The Small Business Coalition was informed Thursday that it has collected the 34,000 valid signatures needed to put this on the ballot.
This is yet another in the ongoing fight between business and labor allies on the City Council over setting public policy.
First, the council was forced to rescind, under threat of a referendum, an action to increase the so-called linkage fee on developers.
The council adopted an ordinance to update the Barrio Logan Community Plan which the voters over turned.
The council then passed the minimum wage ordinance raising it from $9 to $11.50.
Business promptly began a signature drive to have that overturned, and on Thursday, the council was put on notice by Ann Kinner of the Small Business Coalition.
“The citizens of San Diego have had it with the city council hijacking their right to decide what’s right for us, and the city council needs to step back a bit and think about what they’re going come up with next,” said Ann Kinner.
After losing the linkage fee, and Barrio Logan, the council no has ten days to make a decision on the minimum wage, either rescind it or put it on the ballot.

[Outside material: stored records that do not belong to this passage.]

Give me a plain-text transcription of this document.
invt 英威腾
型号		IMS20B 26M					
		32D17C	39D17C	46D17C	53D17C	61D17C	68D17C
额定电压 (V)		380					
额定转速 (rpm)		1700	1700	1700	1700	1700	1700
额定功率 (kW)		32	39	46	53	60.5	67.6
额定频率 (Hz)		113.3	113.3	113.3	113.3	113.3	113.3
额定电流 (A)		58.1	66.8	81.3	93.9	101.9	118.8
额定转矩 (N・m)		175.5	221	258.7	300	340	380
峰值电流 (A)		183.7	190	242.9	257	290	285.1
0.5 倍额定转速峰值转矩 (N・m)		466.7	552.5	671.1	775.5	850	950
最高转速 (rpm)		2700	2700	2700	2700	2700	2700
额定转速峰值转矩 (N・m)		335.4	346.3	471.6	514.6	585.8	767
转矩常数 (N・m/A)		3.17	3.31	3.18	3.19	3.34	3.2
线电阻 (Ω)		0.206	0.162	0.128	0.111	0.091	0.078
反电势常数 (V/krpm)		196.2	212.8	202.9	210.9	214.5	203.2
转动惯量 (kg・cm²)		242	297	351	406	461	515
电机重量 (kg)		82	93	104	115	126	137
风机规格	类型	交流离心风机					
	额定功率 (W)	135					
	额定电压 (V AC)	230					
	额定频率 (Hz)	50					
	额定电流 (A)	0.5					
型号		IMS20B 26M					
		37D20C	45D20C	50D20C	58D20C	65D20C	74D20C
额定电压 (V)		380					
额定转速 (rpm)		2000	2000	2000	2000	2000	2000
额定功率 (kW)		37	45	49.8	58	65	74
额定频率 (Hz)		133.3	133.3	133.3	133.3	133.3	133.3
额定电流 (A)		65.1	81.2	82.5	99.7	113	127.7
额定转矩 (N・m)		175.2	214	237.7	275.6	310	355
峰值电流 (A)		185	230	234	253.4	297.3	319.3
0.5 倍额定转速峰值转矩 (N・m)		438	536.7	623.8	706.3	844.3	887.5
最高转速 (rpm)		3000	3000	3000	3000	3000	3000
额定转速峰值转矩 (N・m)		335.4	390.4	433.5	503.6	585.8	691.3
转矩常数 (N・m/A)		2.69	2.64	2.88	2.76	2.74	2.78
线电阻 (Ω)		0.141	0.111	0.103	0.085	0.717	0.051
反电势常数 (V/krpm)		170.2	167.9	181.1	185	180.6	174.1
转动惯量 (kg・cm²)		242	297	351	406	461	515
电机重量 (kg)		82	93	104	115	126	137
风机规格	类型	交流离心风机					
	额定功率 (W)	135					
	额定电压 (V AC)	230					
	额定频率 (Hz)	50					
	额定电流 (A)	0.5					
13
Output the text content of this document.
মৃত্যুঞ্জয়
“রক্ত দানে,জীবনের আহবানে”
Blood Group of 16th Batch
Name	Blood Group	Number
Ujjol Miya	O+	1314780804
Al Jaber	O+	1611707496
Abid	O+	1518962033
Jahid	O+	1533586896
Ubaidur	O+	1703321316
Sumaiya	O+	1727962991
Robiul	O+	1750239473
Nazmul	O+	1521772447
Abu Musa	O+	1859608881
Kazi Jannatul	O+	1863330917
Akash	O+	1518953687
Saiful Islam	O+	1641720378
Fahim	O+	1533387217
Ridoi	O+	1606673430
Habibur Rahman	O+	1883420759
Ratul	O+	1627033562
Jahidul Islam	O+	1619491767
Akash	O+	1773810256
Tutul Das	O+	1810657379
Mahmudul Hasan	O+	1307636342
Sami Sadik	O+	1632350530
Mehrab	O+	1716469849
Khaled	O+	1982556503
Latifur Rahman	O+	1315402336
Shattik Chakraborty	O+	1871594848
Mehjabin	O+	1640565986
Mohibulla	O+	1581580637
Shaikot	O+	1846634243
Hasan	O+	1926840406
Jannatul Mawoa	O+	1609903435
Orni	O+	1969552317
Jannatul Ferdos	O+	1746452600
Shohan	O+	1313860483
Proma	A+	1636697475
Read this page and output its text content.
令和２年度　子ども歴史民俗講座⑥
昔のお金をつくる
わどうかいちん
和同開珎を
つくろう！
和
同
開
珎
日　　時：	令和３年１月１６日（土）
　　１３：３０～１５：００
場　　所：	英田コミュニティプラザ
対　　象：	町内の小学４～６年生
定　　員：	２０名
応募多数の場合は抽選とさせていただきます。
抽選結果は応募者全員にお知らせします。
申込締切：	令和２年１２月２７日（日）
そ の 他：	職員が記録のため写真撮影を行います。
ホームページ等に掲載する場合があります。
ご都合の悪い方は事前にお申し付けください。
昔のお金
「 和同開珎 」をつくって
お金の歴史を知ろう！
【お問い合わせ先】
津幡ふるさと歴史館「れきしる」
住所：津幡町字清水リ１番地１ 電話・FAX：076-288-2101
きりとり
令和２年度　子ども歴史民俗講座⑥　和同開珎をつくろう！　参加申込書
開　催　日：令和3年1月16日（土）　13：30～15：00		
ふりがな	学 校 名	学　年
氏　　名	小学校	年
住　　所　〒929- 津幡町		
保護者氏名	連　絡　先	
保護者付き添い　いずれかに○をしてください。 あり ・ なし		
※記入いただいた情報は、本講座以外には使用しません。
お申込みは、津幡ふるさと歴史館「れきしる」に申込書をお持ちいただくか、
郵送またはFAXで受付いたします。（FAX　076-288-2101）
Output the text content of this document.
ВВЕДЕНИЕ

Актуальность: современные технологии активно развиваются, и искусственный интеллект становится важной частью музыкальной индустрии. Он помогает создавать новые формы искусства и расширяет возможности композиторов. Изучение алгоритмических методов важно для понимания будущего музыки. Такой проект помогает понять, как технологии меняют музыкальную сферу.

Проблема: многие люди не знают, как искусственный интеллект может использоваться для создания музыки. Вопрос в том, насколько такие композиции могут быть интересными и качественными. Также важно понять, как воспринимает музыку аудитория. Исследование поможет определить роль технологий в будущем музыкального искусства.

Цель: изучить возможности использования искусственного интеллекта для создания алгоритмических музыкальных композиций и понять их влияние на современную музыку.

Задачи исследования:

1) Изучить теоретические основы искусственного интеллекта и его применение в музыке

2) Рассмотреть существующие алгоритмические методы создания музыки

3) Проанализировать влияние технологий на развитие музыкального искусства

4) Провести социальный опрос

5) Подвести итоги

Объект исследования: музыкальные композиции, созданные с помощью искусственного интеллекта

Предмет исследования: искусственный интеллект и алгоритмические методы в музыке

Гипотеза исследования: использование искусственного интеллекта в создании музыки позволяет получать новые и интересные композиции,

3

Kinner says when the City Clerk tweeted the signature drive was successful, she did not know whether to be pleased, relieved, or to prepare for the next battle.
“If the city council doesn’t get the message this time, they are really, really dense. Kind of knew it was coming, I really was confident all the way along that we were going to do it,” said Kinner.
56,000 signatures were turned in, and when the City Clerk reached the 34,000 needed, the counting stopped.
Raise-Up San Diego promoted the wage hike and released this statement:
“When the sick leave-minimum wage law goes into effect, ‘when’ not ‘if,’ it will lift up more than 200,000 San Diegans who are struggling to make ends meet on poverty wages. We’re confident, when faced with the choice, San Diegans will step up and do the right thing.”
Ann Kinner says the wage hike will lift no one from poverty.
The election, if there is one, won’t be until the primary in 2016. The wage increases that were set to start in January have been put on hold after the 2016 election.